BTW, dropped the circular saw from the top of a ladder for the umpteenth time. Now, I have to replace the contacts I broke. I guess I could just start wearing it on a chain around my neck, like Flavor-Flav:
Despite the shortcomings mentioned, I’ve found that the Makita 18V Li-ion batteries do charge up fairly quick. Often faster than I discharge one in my drill-driver through steady usage. YMMV.
wait, what? Batteries Plus works on batteries? I have a faulty Ryobi 40v 5mah battery that i’m about to send back for factory reconditioning… by your experience, would this be something better dealt with through Batteries Plus?
Well…yeah! I dropped it off, picked it up [some time] later, and the only way you could tell it had been re-built was a tiny, tiny smear of gray epoxy, and it ran better than when it was new.
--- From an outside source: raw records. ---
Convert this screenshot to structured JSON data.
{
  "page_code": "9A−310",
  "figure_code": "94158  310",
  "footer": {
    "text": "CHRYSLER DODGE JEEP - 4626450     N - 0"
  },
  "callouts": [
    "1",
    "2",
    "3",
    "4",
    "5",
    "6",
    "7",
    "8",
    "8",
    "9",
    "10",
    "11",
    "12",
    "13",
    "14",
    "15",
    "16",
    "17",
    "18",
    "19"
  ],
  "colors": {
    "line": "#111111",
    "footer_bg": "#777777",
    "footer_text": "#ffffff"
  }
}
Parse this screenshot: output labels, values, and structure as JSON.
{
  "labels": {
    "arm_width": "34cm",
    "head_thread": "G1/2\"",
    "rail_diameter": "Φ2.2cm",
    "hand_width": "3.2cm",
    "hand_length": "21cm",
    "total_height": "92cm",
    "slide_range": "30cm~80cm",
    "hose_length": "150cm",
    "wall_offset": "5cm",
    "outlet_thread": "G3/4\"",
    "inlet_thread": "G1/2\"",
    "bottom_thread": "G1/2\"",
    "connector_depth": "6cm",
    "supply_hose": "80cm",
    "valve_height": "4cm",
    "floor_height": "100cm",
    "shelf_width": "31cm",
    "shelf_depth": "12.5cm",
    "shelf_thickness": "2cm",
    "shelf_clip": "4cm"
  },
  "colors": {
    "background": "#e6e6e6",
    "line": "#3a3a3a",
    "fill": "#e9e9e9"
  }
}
Of course, I’m really hard on my stuff, so it’s possible I’d run the original factory pack down too far and too fast, but I wound up looking for that smear of epoxy when I needed a battery pack that I could count on to last away from the home charger. It did cost as much as just buying a new pack, but again - it came back the best one, and I’ve got about 6-7 packs, now.
Once, while trying fruitlessly to pick up a part for my brother’s DeWalt at the official DeWalt parts dealership, I saw the clerks telling all the people waiting in line that only the factory could re-build the battery packs, and that dead packs were worthless, and everyone in line better’d just toss 'em into a big shipping crate already half-full of batteries for ‘recycling’*. The clerk overheard me telling the guy in line ahead of me about Batteries Plus and she gave me the stink-eye and said, “They won’t work right”, and I countered; and surprisingly, she said my part wasn’t in stock and I’d have to wait at least a month. Me:“Oh, I’ll just order it online - it’s faster.” DeWalt Parts Distributor on Mississippi West of Santa Fe Don’t do business there!
*What do YOU think was going to happen to that shipping crate full of dead battery packs? Do you think, like I do, that the DeWalt clerks were getting a core credit for shipping them back to be factory re-built, and then sold as new?